There are now more than a billion people online, and most of us use the internet to engage in some kind of social activity. In doing so we help generate over 4 petabytes of unique virtual content a month.
We have virtual communication like email, instant message or video. We belong to virtual communities like social networks, image sharing or interest groups. And in these communities we have created virtual identities like homepages, avatars and blogs.
But sometimes life can be a little too virtual.
MOO dreams up new tools that help people turn their virtual content into beautiful print products.“
You can’t fault this thinking, it clearly expresses what they do and defines a role and relevancy for the brand in these changing times.
Moo has made printing relevant again.
So it’s all well and good to say stuff, but today people are looking for product proof.
What do they do?
One of Moo’s most interesting products are the recently launched Flickr cards. These are business cards that Flickr users can create using their own images.
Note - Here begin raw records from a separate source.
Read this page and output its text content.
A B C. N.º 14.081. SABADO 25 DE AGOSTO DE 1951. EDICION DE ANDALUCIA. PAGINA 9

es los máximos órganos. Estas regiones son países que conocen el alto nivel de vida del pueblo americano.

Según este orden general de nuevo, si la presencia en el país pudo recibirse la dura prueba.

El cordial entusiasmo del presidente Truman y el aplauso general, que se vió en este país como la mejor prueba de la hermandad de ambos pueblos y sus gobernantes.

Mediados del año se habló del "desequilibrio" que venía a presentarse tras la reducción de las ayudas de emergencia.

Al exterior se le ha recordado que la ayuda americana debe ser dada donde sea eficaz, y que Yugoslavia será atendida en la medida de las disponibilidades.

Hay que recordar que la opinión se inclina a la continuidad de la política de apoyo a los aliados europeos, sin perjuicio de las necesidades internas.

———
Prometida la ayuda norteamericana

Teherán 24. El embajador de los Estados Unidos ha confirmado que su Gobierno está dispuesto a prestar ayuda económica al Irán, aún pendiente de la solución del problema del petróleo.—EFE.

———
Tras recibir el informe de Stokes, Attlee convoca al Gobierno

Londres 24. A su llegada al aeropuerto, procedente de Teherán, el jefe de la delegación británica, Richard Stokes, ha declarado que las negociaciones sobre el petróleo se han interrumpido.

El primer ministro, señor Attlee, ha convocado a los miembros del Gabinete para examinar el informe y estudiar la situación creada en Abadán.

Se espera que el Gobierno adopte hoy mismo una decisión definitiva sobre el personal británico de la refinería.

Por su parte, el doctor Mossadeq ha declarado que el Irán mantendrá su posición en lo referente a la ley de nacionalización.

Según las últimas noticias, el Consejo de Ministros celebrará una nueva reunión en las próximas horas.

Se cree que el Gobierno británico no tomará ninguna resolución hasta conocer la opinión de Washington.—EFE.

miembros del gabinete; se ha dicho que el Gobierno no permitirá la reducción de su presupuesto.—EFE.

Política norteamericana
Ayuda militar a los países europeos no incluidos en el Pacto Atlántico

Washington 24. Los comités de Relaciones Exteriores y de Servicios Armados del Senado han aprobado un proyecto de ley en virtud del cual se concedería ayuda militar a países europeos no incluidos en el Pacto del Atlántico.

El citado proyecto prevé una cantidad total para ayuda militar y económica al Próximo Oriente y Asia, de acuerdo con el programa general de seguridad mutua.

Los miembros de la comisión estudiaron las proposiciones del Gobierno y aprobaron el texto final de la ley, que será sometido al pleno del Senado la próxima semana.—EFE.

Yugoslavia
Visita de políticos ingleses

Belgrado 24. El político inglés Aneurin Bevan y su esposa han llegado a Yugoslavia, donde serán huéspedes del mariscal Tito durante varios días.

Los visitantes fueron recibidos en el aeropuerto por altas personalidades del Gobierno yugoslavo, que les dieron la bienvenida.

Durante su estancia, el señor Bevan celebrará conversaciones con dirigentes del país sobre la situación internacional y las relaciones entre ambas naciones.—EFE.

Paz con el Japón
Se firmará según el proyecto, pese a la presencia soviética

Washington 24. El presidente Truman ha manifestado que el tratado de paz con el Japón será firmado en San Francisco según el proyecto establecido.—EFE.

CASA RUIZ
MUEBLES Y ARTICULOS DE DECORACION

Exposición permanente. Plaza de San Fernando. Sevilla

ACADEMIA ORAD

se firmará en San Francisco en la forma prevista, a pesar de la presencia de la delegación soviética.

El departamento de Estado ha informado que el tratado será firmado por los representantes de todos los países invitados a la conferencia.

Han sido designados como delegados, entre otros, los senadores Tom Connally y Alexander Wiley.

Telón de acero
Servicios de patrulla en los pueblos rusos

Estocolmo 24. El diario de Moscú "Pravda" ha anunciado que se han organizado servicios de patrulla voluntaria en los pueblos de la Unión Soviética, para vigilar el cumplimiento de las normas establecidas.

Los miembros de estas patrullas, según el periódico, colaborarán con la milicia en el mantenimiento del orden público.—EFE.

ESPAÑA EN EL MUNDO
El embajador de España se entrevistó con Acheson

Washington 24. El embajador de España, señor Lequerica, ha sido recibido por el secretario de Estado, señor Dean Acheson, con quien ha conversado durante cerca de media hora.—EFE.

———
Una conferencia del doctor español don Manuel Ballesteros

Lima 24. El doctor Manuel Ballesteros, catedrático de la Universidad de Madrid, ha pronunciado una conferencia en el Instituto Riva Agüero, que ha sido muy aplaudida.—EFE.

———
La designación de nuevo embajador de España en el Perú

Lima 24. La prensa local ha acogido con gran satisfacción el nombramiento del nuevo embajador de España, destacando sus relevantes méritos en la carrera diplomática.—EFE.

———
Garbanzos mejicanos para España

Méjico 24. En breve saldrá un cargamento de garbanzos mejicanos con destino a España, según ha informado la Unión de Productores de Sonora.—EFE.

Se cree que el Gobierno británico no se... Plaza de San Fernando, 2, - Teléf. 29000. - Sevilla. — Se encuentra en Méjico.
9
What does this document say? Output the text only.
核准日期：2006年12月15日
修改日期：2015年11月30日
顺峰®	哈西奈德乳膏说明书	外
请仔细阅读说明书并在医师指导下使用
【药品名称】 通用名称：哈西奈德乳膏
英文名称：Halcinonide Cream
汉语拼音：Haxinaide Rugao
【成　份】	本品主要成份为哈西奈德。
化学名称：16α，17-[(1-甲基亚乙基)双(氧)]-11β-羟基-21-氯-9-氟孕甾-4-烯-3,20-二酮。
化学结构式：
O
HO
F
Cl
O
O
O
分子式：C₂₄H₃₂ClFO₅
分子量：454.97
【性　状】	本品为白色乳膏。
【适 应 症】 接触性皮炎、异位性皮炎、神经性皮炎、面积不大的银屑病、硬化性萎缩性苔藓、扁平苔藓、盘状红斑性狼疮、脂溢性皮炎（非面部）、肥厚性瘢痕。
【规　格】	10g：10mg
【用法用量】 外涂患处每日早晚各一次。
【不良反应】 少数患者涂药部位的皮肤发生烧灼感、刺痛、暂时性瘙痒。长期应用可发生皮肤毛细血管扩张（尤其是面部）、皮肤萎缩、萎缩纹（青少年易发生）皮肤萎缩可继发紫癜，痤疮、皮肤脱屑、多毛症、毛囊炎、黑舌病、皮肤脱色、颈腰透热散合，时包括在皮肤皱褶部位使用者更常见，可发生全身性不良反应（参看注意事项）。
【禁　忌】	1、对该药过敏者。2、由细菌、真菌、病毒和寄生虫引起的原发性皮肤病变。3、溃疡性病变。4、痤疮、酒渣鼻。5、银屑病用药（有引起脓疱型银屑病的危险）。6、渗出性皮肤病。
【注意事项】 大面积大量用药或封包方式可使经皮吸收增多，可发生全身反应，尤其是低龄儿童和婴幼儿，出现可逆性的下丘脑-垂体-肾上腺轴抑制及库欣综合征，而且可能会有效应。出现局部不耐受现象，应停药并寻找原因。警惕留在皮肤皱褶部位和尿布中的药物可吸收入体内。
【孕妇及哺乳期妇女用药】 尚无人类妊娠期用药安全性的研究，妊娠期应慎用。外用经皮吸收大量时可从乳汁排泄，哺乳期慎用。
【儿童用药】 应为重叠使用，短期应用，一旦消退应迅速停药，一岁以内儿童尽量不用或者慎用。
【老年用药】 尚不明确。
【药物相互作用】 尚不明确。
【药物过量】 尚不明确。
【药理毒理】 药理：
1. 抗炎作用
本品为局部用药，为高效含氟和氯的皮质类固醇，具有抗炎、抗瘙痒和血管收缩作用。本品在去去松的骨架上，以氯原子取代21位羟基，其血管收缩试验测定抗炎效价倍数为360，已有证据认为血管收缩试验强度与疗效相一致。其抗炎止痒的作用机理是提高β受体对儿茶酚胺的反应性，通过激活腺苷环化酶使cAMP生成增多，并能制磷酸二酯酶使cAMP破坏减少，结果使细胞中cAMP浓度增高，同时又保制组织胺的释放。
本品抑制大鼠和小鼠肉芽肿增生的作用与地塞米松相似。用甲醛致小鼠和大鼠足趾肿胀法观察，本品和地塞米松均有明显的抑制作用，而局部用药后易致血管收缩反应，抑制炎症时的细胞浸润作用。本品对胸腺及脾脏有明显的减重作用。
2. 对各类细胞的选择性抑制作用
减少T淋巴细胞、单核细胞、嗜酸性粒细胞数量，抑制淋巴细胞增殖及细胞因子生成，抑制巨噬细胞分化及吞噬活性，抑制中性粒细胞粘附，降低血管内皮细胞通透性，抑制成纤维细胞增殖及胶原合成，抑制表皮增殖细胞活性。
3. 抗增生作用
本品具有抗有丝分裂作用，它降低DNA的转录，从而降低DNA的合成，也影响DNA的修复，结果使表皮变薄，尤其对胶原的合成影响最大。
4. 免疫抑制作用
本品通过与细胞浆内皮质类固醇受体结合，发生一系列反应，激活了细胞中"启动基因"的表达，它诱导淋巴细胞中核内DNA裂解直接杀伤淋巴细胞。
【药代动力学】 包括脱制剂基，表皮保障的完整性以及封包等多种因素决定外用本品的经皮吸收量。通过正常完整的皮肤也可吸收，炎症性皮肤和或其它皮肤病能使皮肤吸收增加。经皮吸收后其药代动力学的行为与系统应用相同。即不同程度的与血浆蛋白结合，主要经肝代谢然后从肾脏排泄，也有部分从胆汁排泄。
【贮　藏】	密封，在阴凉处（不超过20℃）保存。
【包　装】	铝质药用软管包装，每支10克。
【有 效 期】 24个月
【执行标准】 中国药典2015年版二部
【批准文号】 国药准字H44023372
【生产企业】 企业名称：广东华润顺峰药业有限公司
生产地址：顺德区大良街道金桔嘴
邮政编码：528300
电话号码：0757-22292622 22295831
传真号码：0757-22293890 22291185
It’s genius, on so many levels:
- It’s affordable at $19.99 for 100 cards
- It celebrates the user’s creativity- its their photos on the cards
- It’s highly personal and individualized
- Each card has a lot of talk value
- It brings the card owner’s creativity out into the open
- Anyone can use it
- The technology is so sophisticated that you can print a different image on every card
Moo is an interesting example of an intermediary that sits between the user and a community, in this case, Flickr and allows the users to transfer their creativity from the virtual world into something physical and tactile.